Mehpare Hanım, inanın bazen kafamda konuşan bu seslerle ne yapacağımı bilmiyorum, üstelik çoğu zaman kim olduklarını da anlamıyorum. Kim bunlar Allah aşkına! Bazen ben gibiler, bazen o kadar benler ki anlayabiliyorum ne dediklerini, ne hissettiklerini. Ama bazen çok başkalar, bana büsbütün yabancılar.

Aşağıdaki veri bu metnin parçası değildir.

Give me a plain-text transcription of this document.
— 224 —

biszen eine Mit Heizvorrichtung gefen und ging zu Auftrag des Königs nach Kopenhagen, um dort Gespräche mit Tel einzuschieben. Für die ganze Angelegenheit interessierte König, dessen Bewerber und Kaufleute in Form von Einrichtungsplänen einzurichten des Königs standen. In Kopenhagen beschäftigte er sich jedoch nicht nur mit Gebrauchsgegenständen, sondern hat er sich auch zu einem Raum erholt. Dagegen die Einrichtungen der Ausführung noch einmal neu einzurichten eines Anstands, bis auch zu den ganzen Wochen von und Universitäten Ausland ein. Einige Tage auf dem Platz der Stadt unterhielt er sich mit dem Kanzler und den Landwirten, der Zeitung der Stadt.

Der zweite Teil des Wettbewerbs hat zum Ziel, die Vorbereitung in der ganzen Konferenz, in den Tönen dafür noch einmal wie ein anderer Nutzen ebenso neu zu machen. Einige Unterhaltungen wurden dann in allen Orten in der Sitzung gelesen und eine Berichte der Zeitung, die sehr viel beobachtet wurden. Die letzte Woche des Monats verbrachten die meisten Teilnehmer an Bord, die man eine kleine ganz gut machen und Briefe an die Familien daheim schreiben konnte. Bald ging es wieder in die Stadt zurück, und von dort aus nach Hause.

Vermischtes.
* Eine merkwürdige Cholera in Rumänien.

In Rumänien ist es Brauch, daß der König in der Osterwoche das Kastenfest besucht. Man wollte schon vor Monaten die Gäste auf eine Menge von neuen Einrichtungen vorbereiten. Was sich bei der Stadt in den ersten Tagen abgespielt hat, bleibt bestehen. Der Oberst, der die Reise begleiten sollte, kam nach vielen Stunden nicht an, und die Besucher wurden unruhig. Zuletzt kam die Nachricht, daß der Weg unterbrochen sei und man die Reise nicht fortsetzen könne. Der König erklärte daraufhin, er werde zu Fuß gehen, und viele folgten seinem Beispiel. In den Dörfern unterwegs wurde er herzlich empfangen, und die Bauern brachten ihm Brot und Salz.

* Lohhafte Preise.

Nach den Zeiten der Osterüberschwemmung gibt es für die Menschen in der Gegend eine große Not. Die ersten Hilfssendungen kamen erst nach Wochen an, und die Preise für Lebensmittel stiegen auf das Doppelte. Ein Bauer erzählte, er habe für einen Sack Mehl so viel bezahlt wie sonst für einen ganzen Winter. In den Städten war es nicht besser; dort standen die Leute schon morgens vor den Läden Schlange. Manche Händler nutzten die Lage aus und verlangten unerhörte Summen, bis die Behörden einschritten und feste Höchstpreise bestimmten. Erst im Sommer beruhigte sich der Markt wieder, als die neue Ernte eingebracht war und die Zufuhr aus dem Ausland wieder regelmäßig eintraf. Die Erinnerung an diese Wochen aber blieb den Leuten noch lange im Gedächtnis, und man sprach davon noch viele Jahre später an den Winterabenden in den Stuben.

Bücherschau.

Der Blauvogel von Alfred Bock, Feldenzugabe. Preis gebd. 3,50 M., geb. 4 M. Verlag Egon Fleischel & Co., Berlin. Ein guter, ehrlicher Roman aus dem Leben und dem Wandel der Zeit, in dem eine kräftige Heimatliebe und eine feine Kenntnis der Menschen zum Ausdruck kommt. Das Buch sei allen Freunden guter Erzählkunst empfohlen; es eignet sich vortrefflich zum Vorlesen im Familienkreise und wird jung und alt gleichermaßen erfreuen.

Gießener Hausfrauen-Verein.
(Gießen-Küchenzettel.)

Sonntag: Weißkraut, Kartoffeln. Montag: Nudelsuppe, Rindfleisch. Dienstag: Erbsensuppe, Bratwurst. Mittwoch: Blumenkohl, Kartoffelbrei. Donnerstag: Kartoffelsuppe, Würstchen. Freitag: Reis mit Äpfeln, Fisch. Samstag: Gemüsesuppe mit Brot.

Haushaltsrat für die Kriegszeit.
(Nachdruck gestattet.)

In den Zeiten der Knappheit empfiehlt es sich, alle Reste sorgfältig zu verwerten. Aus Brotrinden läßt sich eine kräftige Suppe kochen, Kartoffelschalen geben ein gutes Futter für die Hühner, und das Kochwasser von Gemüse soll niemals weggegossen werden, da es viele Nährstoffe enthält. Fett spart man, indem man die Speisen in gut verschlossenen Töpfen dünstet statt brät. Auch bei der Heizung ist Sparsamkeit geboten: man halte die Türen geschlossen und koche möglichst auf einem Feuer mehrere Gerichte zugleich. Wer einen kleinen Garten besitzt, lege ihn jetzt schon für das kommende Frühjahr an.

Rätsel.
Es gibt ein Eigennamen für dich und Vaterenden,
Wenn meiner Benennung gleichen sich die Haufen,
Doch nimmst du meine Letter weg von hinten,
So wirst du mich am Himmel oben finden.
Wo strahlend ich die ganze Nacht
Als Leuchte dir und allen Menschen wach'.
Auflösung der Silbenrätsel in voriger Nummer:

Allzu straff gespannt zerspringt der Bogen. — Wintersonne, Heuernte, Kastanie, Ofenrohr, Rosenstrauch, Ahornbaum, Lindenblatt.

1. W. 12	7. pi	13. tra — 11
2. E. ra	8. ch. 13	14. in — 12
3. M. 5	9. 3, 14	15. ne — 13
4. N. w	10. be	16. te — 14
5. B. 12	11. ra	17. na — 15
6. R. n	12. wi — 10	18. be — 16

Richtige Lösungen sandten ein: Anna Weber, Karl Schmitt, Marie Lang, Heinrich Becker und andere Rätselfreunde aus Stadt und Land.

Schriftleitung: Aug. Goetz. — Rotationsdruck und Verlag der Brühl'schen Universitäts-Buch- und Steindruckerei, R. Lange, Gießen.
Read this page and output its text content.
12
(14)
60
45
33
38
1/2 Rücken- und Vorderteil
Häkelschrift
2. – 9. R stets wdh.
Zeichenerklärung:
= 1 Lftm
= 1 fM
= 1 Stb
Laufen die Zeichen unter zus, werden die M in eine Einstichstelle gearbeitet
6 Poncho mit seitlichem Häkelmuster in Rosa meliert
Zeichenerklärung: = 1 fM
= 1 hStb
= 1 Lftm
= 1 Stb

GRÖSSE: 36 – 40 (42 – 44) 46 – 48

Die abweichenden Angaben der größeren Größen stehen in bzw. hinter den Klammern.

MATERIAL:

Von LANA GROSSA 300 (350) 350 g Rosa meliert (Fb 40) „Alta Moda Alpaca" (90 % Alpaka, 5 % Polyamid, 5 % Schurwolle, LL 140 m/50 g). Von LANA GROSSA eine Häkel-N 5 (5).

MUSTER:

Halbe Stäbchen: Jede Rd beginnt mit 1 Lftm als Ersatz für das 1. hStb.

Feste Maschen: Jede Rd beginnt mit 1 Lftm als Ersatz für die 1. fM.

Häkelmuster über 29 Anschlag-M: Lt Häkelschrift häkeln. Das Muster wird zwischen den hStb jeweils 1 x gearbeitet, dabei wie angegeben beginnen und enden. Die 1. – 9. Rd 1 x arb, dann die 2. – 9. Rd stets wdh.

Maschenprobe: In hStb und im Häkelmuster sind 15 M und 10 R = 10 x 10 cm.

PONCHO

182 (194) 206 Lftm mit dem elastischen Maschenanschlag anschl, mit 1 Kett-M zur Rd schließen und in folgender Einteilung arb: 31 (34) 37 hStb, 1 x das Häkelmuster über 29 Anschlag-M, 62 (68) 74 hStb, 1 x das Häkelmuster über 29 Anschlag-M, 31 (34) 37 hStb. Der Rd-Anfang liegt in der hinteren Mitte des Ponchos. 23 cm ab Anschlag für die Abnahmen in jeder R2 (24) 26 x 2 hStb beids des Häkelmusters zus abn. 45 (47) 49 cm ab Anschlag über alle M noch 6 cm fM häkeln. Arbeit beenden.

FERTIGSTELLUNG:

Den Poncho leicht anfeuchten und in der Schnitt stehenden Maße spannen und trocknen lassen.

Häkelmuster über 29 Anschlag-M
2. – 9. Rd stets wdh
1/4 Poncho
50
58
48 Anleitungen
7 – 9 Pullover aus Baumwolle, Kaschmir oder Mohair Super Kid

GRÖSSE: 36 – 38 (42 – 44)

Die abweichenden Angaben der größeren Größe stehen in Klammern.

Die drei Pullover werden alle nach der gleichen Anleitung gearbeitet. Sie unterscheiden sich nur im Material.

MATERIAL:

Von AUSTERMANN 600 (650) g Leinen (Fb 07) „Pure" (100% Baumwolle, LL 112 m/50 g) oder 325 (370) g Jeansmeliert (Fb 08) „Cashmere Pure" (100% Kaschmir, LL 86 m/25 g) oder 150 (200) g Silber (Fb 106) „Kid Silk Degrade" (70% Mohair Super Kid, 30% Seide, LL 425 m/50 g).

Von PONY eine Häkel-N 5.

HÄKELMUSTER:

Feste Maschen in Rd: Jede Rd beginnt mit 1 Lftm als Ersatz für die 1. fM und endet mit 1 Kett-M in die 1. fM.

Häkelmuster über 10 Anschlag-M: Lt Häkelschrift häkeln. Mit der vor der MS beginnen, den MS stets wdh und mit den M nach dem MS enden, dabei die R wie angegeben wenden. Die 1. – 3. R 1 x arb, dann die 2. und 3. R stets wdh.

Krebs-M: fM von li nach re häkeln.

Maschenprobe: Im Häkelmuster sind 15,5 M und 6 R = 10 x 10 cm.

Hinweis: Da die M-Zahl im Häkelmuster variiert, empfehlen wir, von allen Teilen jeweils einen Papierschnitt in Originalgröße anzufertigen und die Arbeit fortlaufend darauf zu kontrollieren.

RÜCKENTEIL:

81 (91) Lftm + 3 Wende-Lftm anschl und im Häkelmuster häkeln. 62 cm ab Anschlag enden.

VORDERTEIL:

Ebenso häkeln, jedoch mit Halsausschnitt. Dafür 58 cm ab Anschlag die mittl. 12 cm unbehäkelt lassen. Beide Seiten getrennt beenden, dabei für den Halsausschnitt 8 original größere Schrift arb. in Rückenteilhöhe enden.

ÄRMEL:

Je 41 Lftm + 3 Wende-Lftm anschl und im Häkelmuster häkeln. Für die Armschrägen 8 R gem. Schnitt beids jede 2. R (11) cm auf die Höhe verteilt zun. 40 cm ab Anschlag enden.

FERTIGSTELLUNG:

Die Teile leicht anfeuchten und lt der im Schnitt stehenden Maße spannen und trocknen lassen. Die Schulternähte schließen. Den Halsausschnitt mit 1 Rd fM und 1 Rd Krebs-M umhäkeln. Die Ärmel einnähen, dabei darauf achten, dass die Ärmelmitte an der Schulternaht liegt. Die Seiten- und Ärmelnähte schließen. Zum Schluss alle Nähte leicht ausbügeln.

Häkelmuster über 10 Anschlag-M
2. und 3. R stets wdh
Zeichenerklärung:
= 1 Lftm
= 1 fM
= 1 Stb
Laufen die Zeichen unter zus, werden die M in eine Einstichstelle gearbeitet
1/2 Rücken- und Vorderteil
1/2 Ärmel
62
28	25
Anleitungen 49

Ne ne söylediklerini anlayabiliyorum ne de ne hissettiklerini, kafamda dönüp duran kuru bir gürültüden ileri gitmiyorlar. Ha bir teneke alıp kulağımın dibinde dövmüşüm ha oturup bu sesleri, kafamın içindeki bunca yabancının bu anlamsız kavgalarını dinleyip durmuşum, ne fark var? Tek fark şu, bir tenekeyi saatlerce hatta biliyor musunuz gerekirse günlerce bile dinleseydim daha az yorulurdum. Hiç olmazsa o tenekeden çıkanın gerçekten boş, bomboş bir ses olduğuna adım kadar eminim ama kafamın içindeki sesler öyle mi? Ben onlara boş diyorum ama dedim diye büsbütün boş olmuyorlar ya. Fakat keşke olsalar. Böylece ben de onları dinlememeye gayret ettiğim zamanlarda vicdanımda bu ağırlığı hissetmez, bir de onun acısıyla yorulmazdım. Bu hayatta en fena şey ruh yorgunluğu. Beni, yani bedenimi, insanın aklına gelen gelmeyen her şeyde çalıştırsalardı da gecenin bir yarısı ay ışığının altında kendimi sorgulamama müsaade etmeselerdi, işte o zaman gerçekten mutlu olurdum. 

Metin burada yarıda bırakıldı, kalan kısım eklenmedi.